The Last of Robin Hood - Movie Review by Michael Clawson

Last of Robin HoodThe Last of Robin Hood



 

Starring Dakota Fanning, Kevin Kline and Susan Sarandon

Directed by Richard Glatzer and Wash Westmoreland



 

From Killer Films and Lifetime Films

Rated R

94 minutes

 

by Michael Clawson of Terminal Volume

 

Even at 50 years old, actor Errol Flynn was known as a ruthless playboy with a ravishing appetite for pretty young things. So when the Captain Blood star makes a phone call to 15-year-old’s house, the mother has every right to slam the receiver down and march upstairs to ground her daughter.
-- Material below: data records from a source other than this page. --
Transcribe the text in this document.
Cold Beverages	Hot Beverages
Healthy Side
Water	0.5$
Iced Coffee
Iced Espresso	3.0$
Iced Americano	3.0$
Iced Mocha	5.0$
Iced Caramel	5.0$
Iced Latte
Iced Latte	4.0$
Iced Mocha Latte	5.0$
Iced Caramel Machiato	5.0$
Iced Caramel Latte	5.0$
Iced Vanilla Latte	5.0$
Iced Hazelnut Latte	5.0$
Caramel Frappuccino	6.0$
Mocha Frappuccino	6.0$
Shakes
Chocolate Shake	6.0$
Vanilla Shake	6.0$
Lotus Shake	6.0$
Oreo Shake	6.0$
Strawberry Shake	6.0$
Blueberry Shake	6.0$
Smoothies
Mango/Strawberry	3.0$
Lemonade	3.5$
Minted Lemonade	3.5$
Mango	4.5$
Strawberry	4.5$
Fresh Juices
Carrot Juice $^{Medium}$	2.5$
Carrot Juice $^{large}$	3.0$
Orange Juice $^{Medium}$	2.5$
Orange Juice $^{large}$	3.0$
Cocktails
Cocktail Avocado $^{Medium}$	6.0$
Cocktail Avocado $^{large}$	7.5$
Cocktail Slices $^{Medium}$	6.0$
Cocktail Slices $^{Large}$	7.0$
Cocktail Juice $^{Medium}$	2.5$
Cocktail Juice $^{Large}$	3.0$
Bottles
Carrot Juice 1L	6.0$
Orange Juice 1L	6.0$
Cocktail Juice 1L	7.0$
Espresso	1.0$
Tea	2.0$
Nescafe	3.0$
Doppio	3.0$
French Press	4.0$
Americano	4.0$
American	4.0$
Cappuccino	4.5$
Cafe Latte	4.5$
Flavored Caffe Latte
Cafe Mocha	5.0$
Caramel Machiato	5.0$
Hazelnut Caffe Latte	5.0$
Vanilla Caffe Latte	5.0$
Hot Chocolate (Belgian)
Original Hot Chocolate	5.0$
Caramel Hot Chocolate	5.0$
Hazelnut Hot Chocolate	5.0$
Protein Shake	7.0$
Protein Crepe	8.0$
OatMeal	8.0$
But this mother is smitten.

 

And that’s how quick a teenager is allowed to date and sleep with an aging Hollywood star in The Last of Robin Hood. Fame, it seems, goes a long way in smoothing out the wrinkles of social norms, and creased faces.

 

Not that this dilemma is all Flynn’s fault. Beverly Aandland (Dakota Fanning) did show up to a Hollywood movie set with a fake birth certificate saying she was 18. And she never mentioned her age, even though Flynn had his suspicions she was young — too young. Later when he finds out how old she is, he doesn’t recoil or jump out the dating pool, but manipulates Beverly’s mother, a rotten piece of work named Florence (Susan Sarandon), who justifies the pimping out of her daughter in the name of her career. “This is how all the young starlets get roles,” she says convincing no one but herself.

 

The Last of Robin Hood is told from the point of view of Beverly, who wasn’t raped on her first date with Errol Flynn, though it came very close. When Flynn turns up the next day, he’s head over heels for her and charms her into a relationship that lasts until his death two years later from alcohol and drug abuse. As Beverly begins to learn about Errol, she’s just as smitten as her mother, who accompanies the couple everywhere they go to divert unseemly rumors and gossip magazines. Beverly reminds Errol of a “little sprite … a wood nymph,” so he calls her Woodsy, which is not a flattering nickname when yelled across rooms at parties.

 

Flynn is played by Kevin Kline, an actor who also dated (and married) a much-younger starlet — though Phoebe Cates was very much a legal adult when they began dating. Comparison images reveal similarities yet Kline’s version of Flynn is not as dashing as Jude Law’s swashbucklin lothario from The Aviator. Kline does a commendable job, except he’s just not given much to work work around. Flynn could command a room and seduce women with ease, but the script writes him as a hollow shell of want and need. The frustration that Flynn was experiencing as his career faded was likely immense, but the The Last of Robin Hood seems more concerned with tacky spectacle — wooden canes to illustrate his deteriorating health, hidden flasks to show his alcohol dependence, and barely a mention of his communist flop, Cuban Rebel Girls, which Beverly starred in. Even a scene with Max Casella as a young Stanley Kubrick casting Lolita could not put Flynn’s career into perspective.

 

Fanning, like Kline, seems to struggle with the script, which is as knotty and floatable as her nickname. Dialogue is terribly written, and occasionally terribly acted, and much of the lightweight staging and tempo give the impression of a Lifetime TV movie. I wasn’t surprised to see Lifetime Films produced it — it just looks cheap. I will say this for Fanning, she does convey the innocence of and frailty of a 15 year old. Her whisper-thin frame and her childlike voice give credibility to her character’s age, even as Fanning pushes closer to 21 years old.

 

Sarandon, though, is a mess. Her performance is all over the place, except where it needs to be. And her mother character’s motivations are all over the place. By the end of the film I wasn’t sure if she really wanted Beverly to succeed, wanted a free ride or was herself in love with Errol Flynn. When Florence tells Beverly’s father about Flynn’s advances, the dad flips. “Errol Flynn is a walking penis,” he shouts. I liked this guy, and I wanted other characters that smart.

 

In the end, though, the Lifetime audience will love this. Everyone else, not so much.